9. En sixième lieu, aux termes de l'article L. 313-14 du code de l'entrée et du séjour des étrangers et du droit d'asile, désormais codifié à l'article L. 435-1 de ce code : " La carte de séjour temporaire mentionnée à l'article L. 313-11 ou la carte de séjour temporaire mentionnée aux 1° et 2° de l'article L. 313-10 peut être délivrée, sauf si sa présence constitue une menace pour l'ordre public, à l'étranger ne vivant pas en état de polygamie dont l'admission au séjour répond à des considérations humanitaires ou se justifie au regard des motifs exceptionnels qu'il fait valoir, sans que soit opposable la condition prévue à l'article L. 313-2 () ".

10. Pour les mêmes motifs que ceux énoncés au point 6, le préfet de police n'a pas commis d'erreur manifeste d'appréciation en estimant que l'admission au séjour de Mme B ne répondait pas à des considérations humanitaires et n'était pas davantage justifiée au regard de motifs exceptionnels.

En ce qui concerne la décision portant obligation de quitter le territoire français :

11. En premier lieu, la décision de refus de séjour n'étant pas entachée d'illégalité, le moyen invoqué par la voie de l'exception à l'encontre de la décision portant obligation de quitter le territoire, tiré de l'illégalité de cette décision, doit être écarté.

12. En deuxième lieu, compte tenu de ce qui a été dit au point 2, le moyen tiré de l'incompétence de l'auteur de la décision portant obligation de quitter le territoire doit être écarté.

13. En troisième lieu, la décision portant obligation de quitter le territoire français comporte les considérations de droit et de fait qui en constituent le fondement. Le moyen tiré de l'insuffisance de motivation doit, par suite, être écarté.
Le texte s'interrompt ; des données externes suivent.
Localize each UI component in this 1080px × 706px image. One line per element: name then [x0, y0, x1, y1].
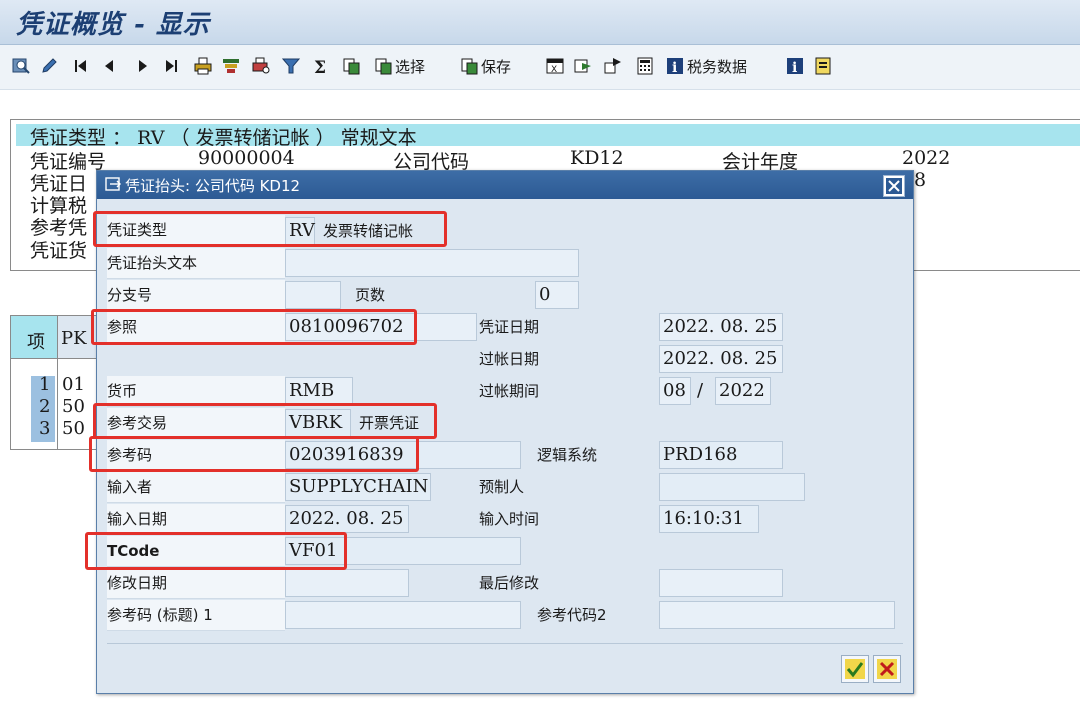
window-title: 凭证概览 - 显示: [16, 10, 210, 40]
highlight-box-ref-key: [89, 436, 419, 472]
first-page-icon[interactable]: [72, 55, 93, 77]
tax-data-button[interactable]: i 税务数据: [666, 55, 747, 77]
logical-system-field[interactable]: PRD168: [659, 441, 783, 469]
print-preview-icon[interactable]: [252, 55, 273, 77]
dialog-title: 凭证抬头: 公司代码 KD12: [125, 177, 301, 195]
entered-by-label: 输入者: [107, 472, 285, 503]
svg-text:X: X: [551, 65, 557, 75]
entry-date-label: 输入日期: [107, 504, 285, 535]
document-icon[interactable]: X: [546, 55, 567, 77]
doc-date-value-bg: 8: [914, 169, 927, 191]
table-divider: [57, 316, 58, 449]
last-change-label: 最后修改: [479, 574, 540, 592]
entry-time-label: 输入时间: [479, 510, 540, 528]
line-items-table: 项 PK 1 01 2 50 3 50: [10, 315, 99, 450]
print-icon[interactable]: [194, 55, 215, 77]
col-pk-header: PK: [61, 328, 87, 349]
currency-label-bg: 凭证货: [30, 240, 88, 262]
cancel-icon: [877, 659, 897, 679]
confirm-button[interactable]: [841, 655, 869, 683]
period-separator: /: [697, 380, 704, 401]
table-row-3-pk[interactable]: 50: [62, 418, 85, 439]
table-row-3-item[interactable]: 3: [39, 418, 50, 439]
posting-date-field[interactable]: 2022. 08. 25: [659, 345, 783, 373]
entered-by-field[interactable]: SUPPLYCHAIN: [285, 473, 431, 501]
header-text-field[interactable]: [285, 249, 579, 277]
filter-icon[interactable]: [282, 55, 303, 77]
period-field[interactable]: 08: [659, 377, 691, 405]
info-icon[interactable]: i: [786, 55, 807, 77]
svg-text:i: i: [792, 60, 797, 75]
layout-icon[interactable]: [222, 55, 243, 77]
entry-date-field[interactable]: 2022. 08. 25: [285, 505, 409, 533]
note-icon[interactable]: [814, 55, 835, 77]
highlight-box-ref-transaction: [93, 403, 437, 439]
subtotal-icon[interactable]: [342, 55, 363, 77]
branch-field[interactable]: [285, 281, 341, 309]
parked-by-label: 预制人: [479, 478, 525, 496]
parked-by-field[interactable]: [659, 473, 805, 501]
company-code-value: KD12: [570, 147, 624, 169]
table-row-1-pk[interactable]: 01: [62, 374, 85, 395]
close-button[interactable]: [883, 175, 905, 197]
col-item-header: 项: [27, 332, 45, 353]
doc-no-value: 90000004: [198, 147, 295, 169]
save-label: 保存: [481, 57, 512, 76]
calculator-icon[interactable]: [636, 55, 657, 77]
export-icon[interactable]: [574, 55, 595, 77]
select-button[interactable]: 选择: [374, 55, 425, 77]
branch-label: 分支号: [107, 280, 285, 311]
sum-icon[interactable]: Σ: [312, 55, 333, 77]
header-text-label: 凭证抬头文本: [107, 248, 285, 279]
pages-label: 页数: [355, 286, 386, 304]
change-pencil-icon[interactable]: [40, 55, 61, 77]
changed-on-field[interactable]: [285, 569, 409, 597]
period-label: 过帐期间: [479, 382, 540, 400]
doc-date-field[interactable]: 2022. 08. 25: [659, 313, 783, 341]
last-page-icon[interactable]: [162, 55, 183, 77]
entry-time-field[interactable]: 16:10:31: [659, 505, 759, 533]
table-row-2-item[interactable]: 2: [39, 396, 50, 417]
header-line: 凭证类型 ： RV （ 发票转储记帐 ） 常规文本: [30, 127, 417, 149]
edit-window-icon: [105, 177, 121, 191]
save-button[interactable]: 保存: [460, 55, 511, 77]
dialog-separator: [107, 643, 903, 644]
next-page-icon[interactable]: [134, 55, 155, 77]
ref-key2-label: 参考代码2: [537, 606, 607, 624]
logical-system-label: 逻辑系统: [537, 446, 598, 464]
ref-key-hdr1-field[interactable]: [285, 601, 521, 629]
tax-data-label: 税务数据: [687, 57, 748, 76]
highlight-box-doc-type: [93, 211, 447, 247]
ref-key-hdr1-label: 参考码 (标题) 1: [107, 600, 285, 631]
previous-page-icon[interactable]: [100, 55, 121, 77]
changed-on-label: 修改日期: [107, 568, 285, 599]
last-change-field[interactable]: [659, 569, 783, 597]
svg-text:Σ: Σ: [314, 58, 326, 75]
select-label: 选择: [395, 57, 426, 76]
doc-date-label: 凭证日期: [479, 318, 540, 336]
highlight-box-reference: [91, 309, 417, 345]
currency-field[interactable]: RMB: [285, 377, 353, 405]
application-toolbar: Σ 选择 保存 X i 税务数据 i: [0, 45, 1080, 90]
window-title-bar: 凭证概览 - 显示: [0, 0, 1080, 45]
ref-key2-field[interactable]: [659, 601, 895, 629]
table-row-2-pk[interactable]: 50: [62, 396, 85, 417]
checkmark-icon: [845, 659, 865, 679]
svg-text:i: i: [672, 60, 677, 75]
cancel-button[interactable]: [873, 655, 901, 683]
dialog-title-bar: 凭证抬头: 公司代码 KD12: [97, 171, 913, 199]
fiscal-year-value: 2022: [902, 147, 951, 169]
table-row-1-item[interactable]: 1: [39, 374, 50, 395]
document-header-dialog: 凭证抬头: 公司代码 KD12 凭证类型 RV 发票转储记帐 凭证抬头文本 分支…: [85, 170, 914, 694]
highlight-box-tcode: [85, 532, 347, 570]
posting-date-label: 过帐日期: [479, 350, 540, 368]
period-year-field[interactable]: 2022: [715, 377, 771, 405]
local-file-icon[interactable]: [604, 55, 625, 77]
pages-field[interactable]: 0: [535, 281, 579, 309]
display-icon[interactable]: [12, 55, 33, 77]
close-icon: [886, 178, 902, 194]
14. En quatrième lieu, il ne ressort pas des pièces du dossier que le préfet de police aurait omis de procéder à un examen complet et sérieux de la situation de la requérante et n'aurait pas pris en compte les éléments relatifs à sa situation personnelle avant de prendre la décision portant obligation de quitter le territoire.

15. En cinquième lieu, pour les mêmes motifs que ceux énoncés aux points 6 à 8, les moyens tirés de la méconnaissance de l'article 8 de la convention de sauvegarde des droits de l'homme et des libertés fondamentales et de l'erreur manifeste d'appréciation dans l'appréciation de la situation personnelle de la requérante doivent être écartés.
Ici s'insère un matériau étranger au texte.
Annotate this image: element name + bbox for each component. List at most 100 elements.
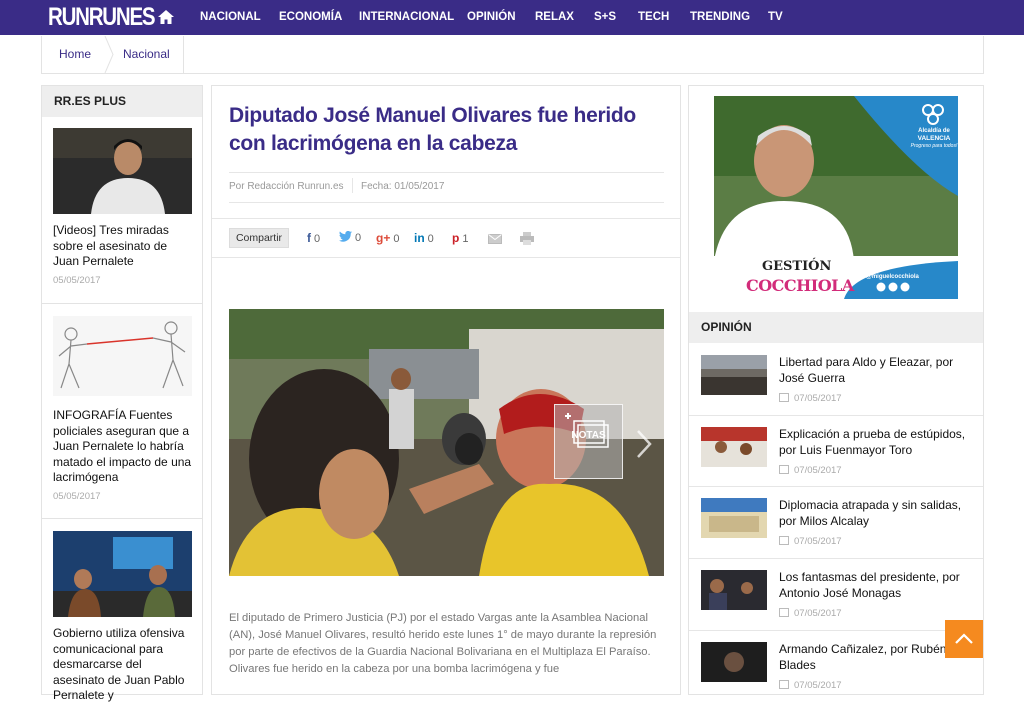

16. Il résulte de tout ce qui précède que Mme B n'est pas fondée à demander l'annulation de l'arrêté du 8 octobre 2021 attaqué. Ses conclusions aux fins d'annulation doivent par suite être rejetées.

Sur les conclusions aux fins d'injonction :

17. Le présent jugement, qui rejette les conclusions aux fins d'annulation présentées par Mme B, n'appelle, par lui-même, aucune mesure d'exécution. Par suite, les conclusions aux fins d'injonction présentées par la requérante doivent être rejetées.

Sur les frais liés au litige :

18. Les dispositions de l'article L. 761-1 du code de justice administrative font obstacle à ce que soit mis à la charge de l'Etat, qui n'est pas dans la présente instance la partie perdante, le versement de la somme que demande Mme B au titre des frais qu'elle a exposés et qui ne sont pas compris dans les dépens.

D E C I D E :

Article 1er : La requête de Mme B est rejetée.

Article 2 : Le présent jugement sera notifié à Mme C B et au préfet de police de Paris.

Délibéré après l'audience du 27 septembre 2022, à laquelle siégeaient :

M. Duchon-Doris, président,

Mme Laforêt, première conseillère,

M. Halard, premier conseiller.

Rendu public par mise à disposition au greffe le 11 octobre 2022.

Le rapporteur,

G. HALARD

Le président,

J.-C. DUCHON-DORIS

La greffière,

M.-C. POCHOT

La République mande et ordonne au préfet de police, en ce qui le concerne, ou à tous huissiers de justice à ce requis, en ce qui concerne les voies de droit commun contre les parties privées, de pourvoir à l'exécution de la présente décision.